After joining the Council of Europe, an inter-governmental organization, Antonina worked with mostly post-Soviet countries to develop better laws and support implementation in the areas of human rights, rule of law, and democracy. She managed multi-million Euros cooperation projects on themes ranging from internal displacement, violence against women and LGBTI equality. 

She cofounded ACCESS, an NGO bridging the gap between grassroots organizations and international institutions and building the capacity of civil society in Europe. Her commentaries and opinions have appeared in AlJazeeraOpenDemocracy, and Women Under Siege. She will pursue an MBA to explore social innovation and digital transformation tools to empower civil society with resources for rapid mobilization in quickly changing environments. She hopes to deliver multi-sector solutions to increasingly complex social challenges.

Vijay Yanamadala (2008 Fellow)

A headshot of Vijay who is wearing a tie and suit and glasses.

Vijay Yanamadala is a neurosurgeon and healthcare executive at Hartford HealthCare, where he serves as Vice Chairman of Neurosurgery and System Medical Director of Quality, Innovation & Research at the Ayer Neuroscience Institute. He specializes in complex and revision spine surgery and pioneered awake spinal fusion in Connecticut.

Beyond the operating room, Vijay works at the intersection of clinical medicine, health systems leadership, and emerging technology. He writes and speaks widely on how artificial intelligence, incentive structures, and institutional culture shape the care patients receive — and the care they don’t. His work spans the design of safer, more equitable healthcare systems; the responsible adoption of AI in clinical settings; and the obligation of physicians to engage public discourse rather than retreat into the clinic.

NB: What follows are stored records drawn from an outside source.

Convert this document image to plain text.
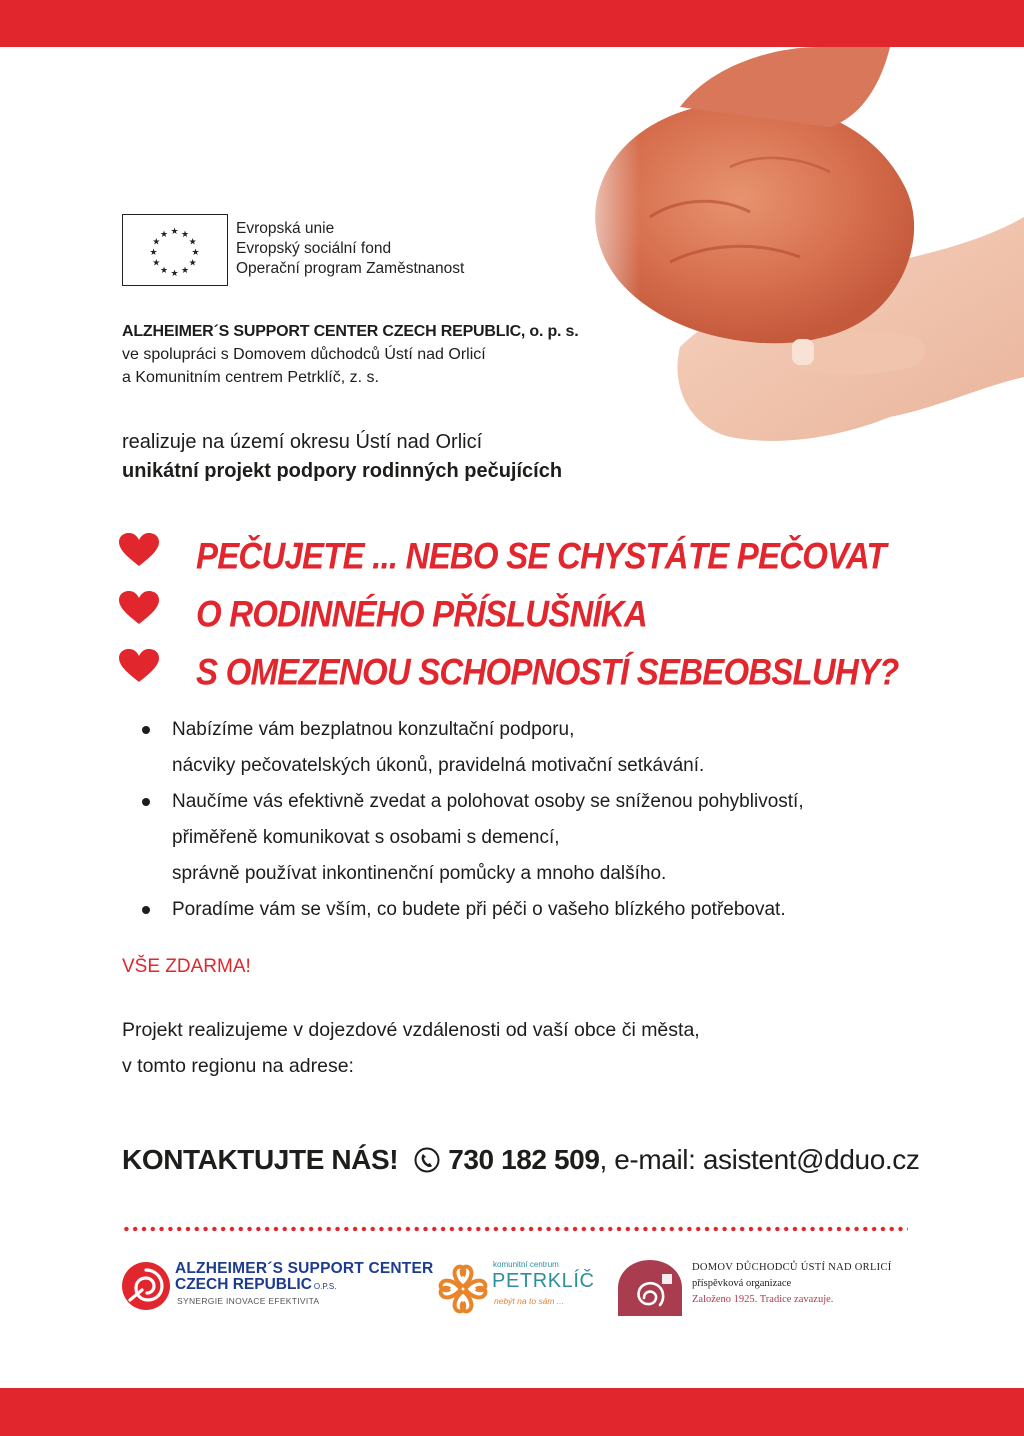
★ ★
★
★
★
★
★
★
★
★
★
★	Evropská unie
Evropský sociální fond
Operační program Zaměstnanost
ALZHEIMER´S SUPPORT CENTER CZECH REPUBLIC, o. p. s.
ve spolupráci s Domovem důchodců Ústí nad Orlicí
a Komunitním centrem Petrklíč, z. s.
realizuje na území okresu Ústí nad Orlicí
unikátní projekt podpory rodinných pečujících
PEČUJETE ... NEBO SE CHYSTÁTE PEČOVAT
O RODINNÉHO PŘÍSLUŠNÍKA
S OMEZENOU SCHOPNOSTÍ SEBEOBSLUHY?
Nabízíme vám bezplatnou konzultační podporu,
nácviky pečovatelských úkonů, pravidelná motivační setkávání.
Naučíme vás efektivně zvedat a polohovat osoby se sníženou pohyblivostí,
přiměřeně komunikovat s osobami s demencí,
správně používat inkontinenční pomůcky a mnoho dalšího.
Poradíme vám se vším, co budete při péči o vašeho blízkého potřebovat.
VŠE ZDARMA!
Projekt realizujeme v dojezdové vzdálenosti od vaší obce či města,
v tomto regionu na adrese:
KONTAKTUJTE NÁS! 730 182 509, e-mail: asistent@dduo.cz
ALZHEIMER´S SUPPORT CENTER
CZECH REPUBLIC O.P.S.
SYNERGIE INOVACE EFEKTIVITA
komunitní centrum
PETRKLÍČ
nebýt na to sám ...
DOMOV DŮCHODCŮ ÚSTÍ NAD ORLICÍ
příspěvková organizace
Založeno 1925. Tradice zavazuje.
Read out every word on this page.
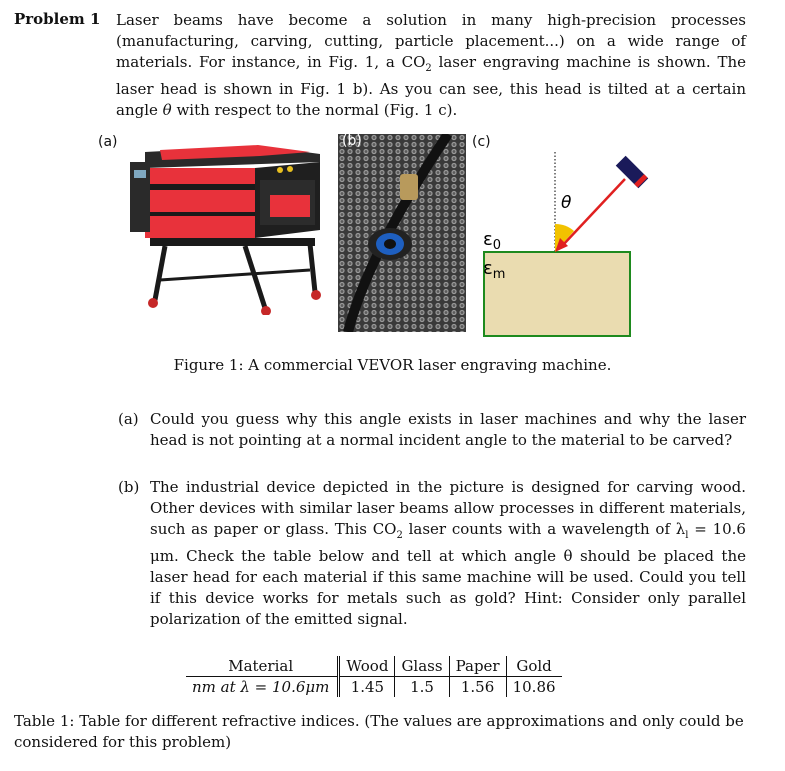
Problem 1 Laser beams have become a solution in many high-precision processes (manufacturing, carving, cutting, particle placement...) on a wide range of materials. For instance, in Fig. 1, a $CO_2$ laser engraving machine is shown. The laser head is shown in Fig. 1 b). As you can see, this head is tilted at a certain angle θ with respect to the normal (Fig. 1 c).
(a)	(b)	(c)
θ
$\varepsilon_0$
$\varepsilon_m$
Figure 1: A commercial VEVOR laser engraving machine.
(a) Could you guess why this angle exists in laser machines and why the laser head is not pointing at a normal incident angle to the material to be carved?
(b) The industrial device depicted in the picture is designed for carving wood. Other devices with similar laser beams allow processes in different materials, such as paper or glass. This $CO_2$ laser counts with a wavelength of $\lambda_l = 10.6$ μm. Check the table below and tell at which angle θ should be placed the laser head for each material if this same machine will be used. Could you tell if this device works for metals such as gold? Hint: Consider only parallel polarization of the emitted signal.
Material	Wood	Glass	Paper	Gold
nm at λ = 10.6μm	1.45	1.5	1.56	10.86
Table 1: Table for different refractive indices. (The values are approximations and only could be considered for this problem)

He believes that the most consequential failures in American healthcare are not technical but structural — and that fixing them requires voices from inside medicine willing to name them plainly. He is a regular contributor to Becker’s Spine Review and has published more than 95 peer-reviewed articles and co-authored two medical textbooks.

Born in Dallas, Texas to parents who emigrated from India, Vijay received his BA and MA from Harvard University, his MD from Harvard Medical School through the Harvard-MIT Health Sciences and Technology program, and his MBA from Harvard Business School. He completed his neurosurgery residency at Massachusetts General Hospital and a complex spine fellowship at Virginia Mason Medical Center. He is a Fellow of the American Association of Neurological Surgeons and the Congress of Neurological Surgeons.

Vijay lives in Connecticut with his wife, Dr. Vidya Puthenpura, a pediatric neuro-oncologist at Yale, and their two children.